What is a positive economy?

The positive economy is a social science based on factual analysis and cause and effect that avoids valuable judgments, opinions or moral and ethical claims. Unlike the normative economy that subjectively emphasizes what it should be, positive economics states what is, what was, or what will probably be in a way that can be tested for accuracy. For example, a statement "Reduction of interest rates will encourage consumers to spend" can be considered positive, while "the government should regulate the cost of food to feed the poor" is a normative economic statement. The first is a neutral statement based on facts that can be demonstrated with observable evidence, while the second is a subjective statement presented as an emotional attraction.

The reason why the economic situation has developed is a typical focus of the positive economy. If the price of commodity has suddenly decreased or has increased significantly in a few months or a year, a positive economist wouldtried to determine the factors that affected the price. On the other hand, a normative economist may indicate what policy should be adopted to reverse the effects of price increase or decrease.

Positive economists also help to determine the likely consequences of new economic policy or change of policy, such as tax increases. One of the most common tools used for such an evaluation is called cost analysis. The cost analysis compares the total cost of the company with expected benefits. Other related tools for evaluation include the analysis of economic impacts, analysis of fiscal impacts and analysis of cost efficiency.

Although the positive economy can help to predict the results of economic policy through statistical methodology and theory, positive economists do not intentionally seek changes in policy or to judge existing or earlier rules. Instead, they try to objectively solve ECOnomic problems by studying and testing evidence. Politicians and the general public are left to evaluate and choose what economic policies should be discarded, accepted or changed on the basis of results.

The difference between the positive and normative economy was first elaborated by John Neville Keynes at the end of the 19th century and recently in the 1953 essay by Milton Friedman. Friedman assumed that as a science, a positive economy should address objective and observable statements.

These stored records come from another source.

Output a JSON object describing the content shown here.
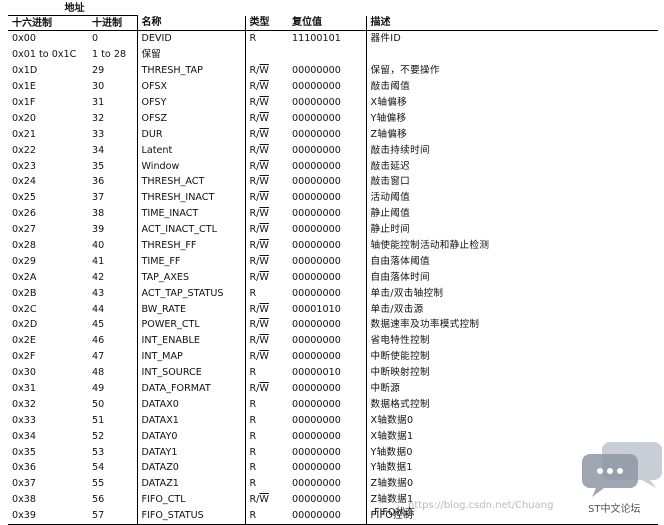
{
  "header": {
    "address_group": "地址",
    "hex": "十六进制",
    "dec": "十进制",
    "name": "名称",
    "type": "类型",
    "reset": "复位值",
    "desc": "描述"
  },
  "rows": [
    {
      "hex": "0x00",
      "dec": "0",
      "name": "DEVID",
      "type_r": "R",
      "type_w": "",
      "reset": "11100101",
      "desc": "器件ID"
    },
    {
      "hex": "0x01 to 0x1C",
      "dec": "1 to 28",
      "name": "保留",
      "type_r": "",
      "type_w": "",
      "reset": "",
      "desc": ""
    },
    {
      "hex": "0x1D",
      "dec": "29",
      "name": "THRESH_TAP",
      "type_r": "R/",
      "type_w": "W",
      "reset": "00000000",
      "desc": "保留，不要操作"
    },
    {
      "hex": "0x1E",
      "dec": "30",
      "name": "OFSX",
      "type_r": "R/",
      "type_w": "W",
      "reset": "00000000",
      "desc": "敲击阈值"
    },
    {
      "hex": "0x1F",
      "dec": "31",
      "name": "OFSY",
      "type_r": "R/",
      "type_w": "W",
      "reset": "00000000",
      "desc": "X轴偏移"
    },
    {
      "hex": "0x20",
      "dec": "32",
      "name": "OFSZ",
      "type_r": "R/",
      "type_w": "W",
      "reset": "00000000",
      "desc": "Y轴偏移"
    },
    {
      "hex": "0x21",
      "dec": "33",
      "name": "DUR",
      "type_r": "R/",
      "type_w": "W",
      "reset": "00000000",
      "desc": "Z轴偏移"
    },
    {
      "hex": "0x22",
      "dec": "34",
      "name": "Latent",
      "type_r": "R/",
      "type_w": "W",
      "reset": "00000000",
      "desc": "敲击持续时间"
    },
    {
      "hex": "0x23",
      "dec": "35",
      "name": "Window",
      "type_r": "R/",
      "type_w": "W",
      "reset": "00000000",
      "desc": "敲击延迟"
    },
    {
      "hex": "0x24",
      "dec": "36",
      "name": "THRESH_ACT",
      "type_r": "R/",
      "type_w": "W",
      "reset": "00000000",
      "desc": "敲击窗口"
    },
    {
      "hex": "0x25",
      "dec": "37",
      "name": "THRESH_INACT",
      "type_r": "R/",
      "type_w": "W",
      "reset": "00000000",
      "desc": "活动阈值"
    },
    {
      "hex": "0x26",
      "dec": "38",
      "name": "TIME_INACT",
      "type_r": "R/",
      "type_w": "W",
      "reset": "00000000",
      "desc": "静止阈值"
    },
    {
      "hex": "0x27",
      "dec": "39",
      "name": "ACT_INACT_CTL",
      "type_r": "R/",
      "type_w": "W",
      "reset": "00000000",
      "desc": "静止时间"
    },
    {
      "hex": "0x28",
      "dec": "40",
      "name": "THRESH_FF",
      "type_r": "R/",
      "type_w": "W",
      "reset": "00000000",
      "desc": "轴使能控制活动和静止检测"
    },
    {
      "hex": "0x29",
      "dec": "41",
      "name": "TIME_FF",
      "type_r": "R/",
      "type_w": "W",
      "reset": "00000000",
      "desc": "自由落体阈值"
    },
    {
      "hex": "0x2A",
      "dec": "42",
      "name": "TAP_AXES",
      "type_r": "R/",
      "type_w": "W",
      "reset": "00000000",
      "desc": "自由落体时间"
    },
    {
      "hex": "0x2B",
      "dec": "43",
      "name": "ACT_TAP_STATUS",
      "type_r": "R",
      "type_w": "",
      "reset": "00000000",
      "desc": "单击/双击轴控制"
    },
    {
      "hex": "0x2C",
      "dec": "44",
      "name": "BW_RATE",
      "type_r": "R/",
      "type_w": "W",
      "reset": "00001010",
      "desc": "单击/双击源"
    },
    {
      "hex": "0x2D",
      "dec": "45",
      "name": "POWER_CTL",
      "type_r": "R/",
      "type_w": "W",
      "reset": "00000000",
      "desc": "数据速率及功率模式控制"
    },
    {
      "hex": "0x2E",
      "dec": "46",
      "name": "INT_ENABLE",
      "type_r": "R/",
      "type_w": "W",
      "reset": "00000000",
      "desc": "省电特性控制"
    },
    {
      "hex": "0x2F",
      "dec": "47",
      "name": "INT_MAP",
      "type_r": "R/",
      "type_w": "W",
      "reset": "00000000",
      "desc": "中断使能控制"
    },
    {
      "hex": "0x30",
      "dec": "48",
      "name": "INT_SOURCE",
      "type_r": "R",
      "type_w": "",
      "reset": "00000010",
      "desc": "中断映射控制"
    },
    {
      "hex": "0x31",
      "dec": "49",
      "name": "DATA_FORMAT",
      "type_r": "R/",
      "type_w": "W",
      "reset": "00000000",
      "desc": "中断源"
    },
    {
      "hex": "0x32",
      "dec": "50",
      "name": "DATAX0",
      "type_r": "R",
      "type_w": "",
      "reset": "00000000",
      "desc": "数据格式控制"
    },
    {
      "hex": "0x33",
      "dec": "51",
      "name": "DATAX1",
      "type_r": "R",
      "type_w": "",
      "reset": "00000000",
      "desc": "X轴数据0"
    },
    {
      "hex": "0x34",
      "dec": "52",
      "name": "DATAY0",
      "type_r": "R",
      "type_w": "",
      "reset": "00000000",
      "desc": "X轴数据1"
    },
    {
      "hex": "0x35",
      "dec": "53",
      "name": "DATAY1",
      "type_r": "R",
      "type_w": "",
      "reset": "00000000",
      "desc": "Y轴数据0"
    },
    {
      "hex": "0x36",
      "dec": "54",
      "name": "DATAZ0",
      "type_r": "R",
      "type_w": "",
      "reset": "00000000",
      "desc": "Y轴数据1"
    },
    {
      "hex": "0x37",
      "dec": "55",
      "name": "DATAZ1",
      "type_r": "R",
      "type_w": "",
      "reset": "00000000",
      "desc": "Z轴数据0"
    },
    {
      "hex": "0x38",
      "dec": "56",
      "name": "FIFO_CTL",
      "type_r": "R/",
      "type_w": "W",
      "reset": "00000000",
      "desc": "Z轴数据1"
    },
    {
      "hex": "0x39",
      "dec": "57",
      "name": "FIFO_STATUS",
      "type_r": "R",
      "type_w": "",
      "reset": "00000000",
      "desc": "FIFO控制"
    }
  ],
  "trailing_desc": "FIFO状态",
  "watermark": {
    "url": "https://blog.csdn.net/Chuang",
    "forum": "ST中文论坛",
    "logo_color": "#b0b8c4"
  }
}
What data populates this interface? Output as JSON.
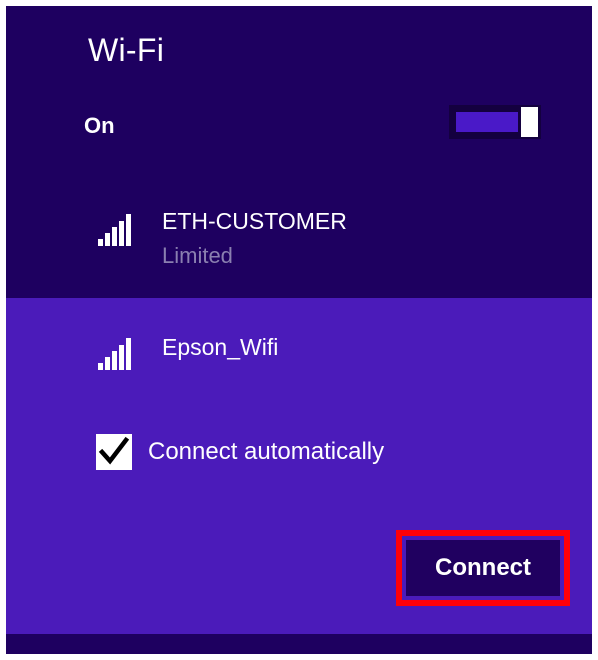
{
  "panel": {
    "title": "Wi-Fi",
    "wifi_toggle": {
      "label": "On",
      "state": "on"
    }
  },
  "networks": [
    {
      "name": "ETH-CUSTOMER",
      "status": "Limited",
      "icon": "wifi-signal-icon",
      "signal_level": 1.0
    },
    {
      "name": "Epson_Wifi",
      "icon": "wifi-signal-icon",
      "signal_level": 1.0,
      "selected": true,
      "connect_automatically": {
        "label": "Connect automatically",
        "checked": true
      },
      "connect_button": "Connect"
    }
  ],
  "colors": {
    "panel_bg": "#1e0060",
    "selected_bg": "#4b1bba",
    "toggle_accent": "#4a19c8",
    "highlight_frame": "#ff0008",
    "secondary_text": "#8a7fb0"
  }
}
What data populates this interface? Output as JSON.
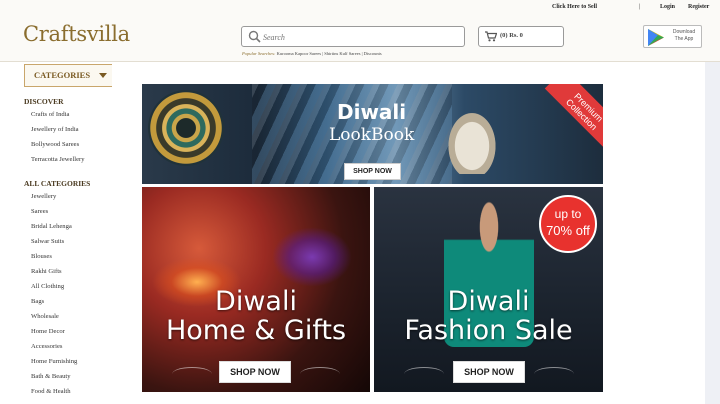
{
  "header": {
    "logo": "Craftsvilla",
    "click_here_to_sell": "Click Here to Sell",
    "separator": "|",
    "login": "Login",
    "register": "Register",
    "search": {
      "placeholder": "Search",
      "icon": "search-icon"
    },
    "popular_searches": {
      "label": "Popular Searches:",
      "items": "Kurooma Kapoor Sarees | Shirtins Kulf Sarees | Discounts"
    },
    "cart": {
      "label": "(0) Rs. 0",
      "icon": "cart-icon"
    },
    "app": {
      "line1": "Download",
      "line2": "The App",
      "icon": "play-store-icon"
    }
  },
  "sidebar": {
    "categories_button": "CATEGORIES",
    "discover": {
      "title": "DISCOVER",
      "items": [
        "Crafts of India",
        "Jewellery of India",
        "Bollywood Sarees",
        "Terracotta Jewellery"
      ]
    },
    "all_categories": {
      "title": "ALL CATEGORIES",
      "items": [
        "Jewellery",
        "Sarees",
        "Bridal Lehenga",
        "Salwar Suits",
        "Blouses",
        "Rakhi Gifts",
        "All Clothing",
        "Bags",
        "Wholesale",
        "Home Decor",
        "Accessories",
        "Home Furnishing",
        "Bath & Beauty",
        "Food & Health"
      ]
    }
  },
  "banners": {
    "lookbook": {
      "title1": "Diwali",
      "title2": "LookBook",
      "ribbon": "Premium Collection",
      "cta": "SHOP NOW"
    },
    "home_gifts": {
      "line1": "Diwali",
      "line2": "Home & Gifts",
      "cta": "SHOP NOW"
    },
    "fashion_sale": {
      "line1": "Diwali",
      "line2": "Fashion Sale",
      "badge1": "up to",
      "badge2": "70% off",
      "cta": "SHOP NOW"
    }
  },
  "colors": {
    "brand": "#8a6d2e",
    "badge_red": "#e8322e",
    "accent_gold": "#c9a66b"
  }
}
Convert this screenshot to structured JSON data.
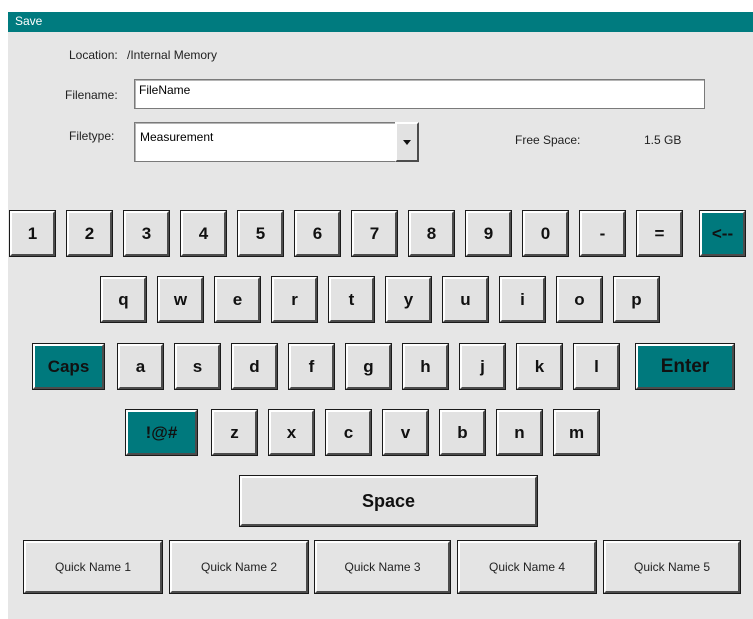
{
  "window": {
    "title": "Save"
  },
  "form": {
    "location_label": "Location:",
    "location_value": "/Internal Memory",
    "filename_label": "Filename:",
    "filename_value": "FileName",
    "filetype_label": "Filetype:",
    "filetype_value": "Measurement",
    "free_space_label": "Free Space:",
    "free_space_value": "1.5 GB"
  },
  "keyboard": {
    "row1": [
      "1",
      "2",
      "3",
      "4",
      "5",
      "6",
      "7",
      "8",
      "9",
      "0",
      "-",
      "=",
      "<--"
    ],
    "row2": [
      "q",
      "w",
      "e",
      "r",
      "t",
      "y",
      "u",
      "i",
      "o",
      "p"
    ],
    "row3": [
      "Caps",
      "a",
      "s",
      "d",
      "f",
      "g",
      "h",
      "j",
      "k",
      "l",
      "Enter"
    ],
    "row4": [
      "!@#",
      "z",
      "x",
      "c",
      "v",
      "b",
      "n",
      "m"
    ],
    "space": "Space"
  },
  "quick_names": [
    "Quick Name 1",
    "Quick Name 2",
    "Quick Name 3",
    "Quick Name 4",
    "Quick Name 5"
  ],
  "colors": {
    "accent": "#007b7f",
    "key_face": "#e2e2e2",
    "panel": "#e6e6e6"
  }
}
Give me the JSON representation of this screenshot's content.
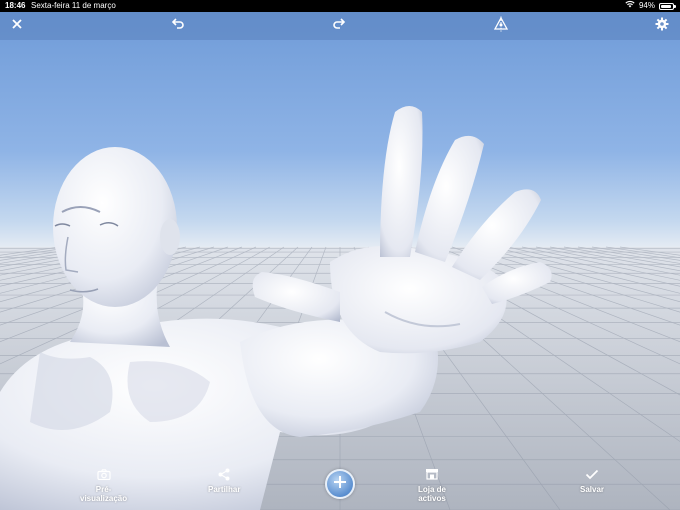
{
  "status_bar": {
    "time": "18:46",
    "date": "Sexta-feira 11 de março",
    "battery_text": "94%",
    "battery_level": 0.94,
    "wifi_icon": "wifi-icon"
  },
  "top_toolbar": {
    "close_icon": "close-icon",
    "undo_icon": "undo-icon",
    "redo_icon": "redo-icon",
    "symmetry_icon": "mirror-symmetry-icon",
    "settings_icon": "gear-icon"
  },
  "bottom_toolbar": {
    "preview": {
      "label_line1": "Pré-",
      "label_line2": "visualização",
      "icon": "camera-icon"
    },
    "share": {
      "label": "Partilhar",
      "icon": "share-icon"
    },
    "add": {
      "icon": "plus-icon"
    },
    "asset_store": {
      "label_line1": "Loja de",
      "label_line2": "activos",
      "icon": "store-icon"
    },
    "save": {
      "label": "Salvar",
      "icon": "checkmark-icon"
    }
  },
  "colors": {
    "toolbar_bg": "#5a82be",
    "sky_top": "#6f9bd8",
    "floor": "#b9bec7",
    "model": "#eef0f6"
  }
}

According to Friedman, the value of the theory of economics is determined by its accuracy as a predictor of future economic events and consequences.

The combination of positive and normative economic statements is commonly used in the media. Normative economic statements are preferred by political leaders who have economic problems or who want to influence economic policy. Positive economists emphasize the scientific aspect of a particular field and are limited to questions that CBI resolved with an observable cutterAZEM.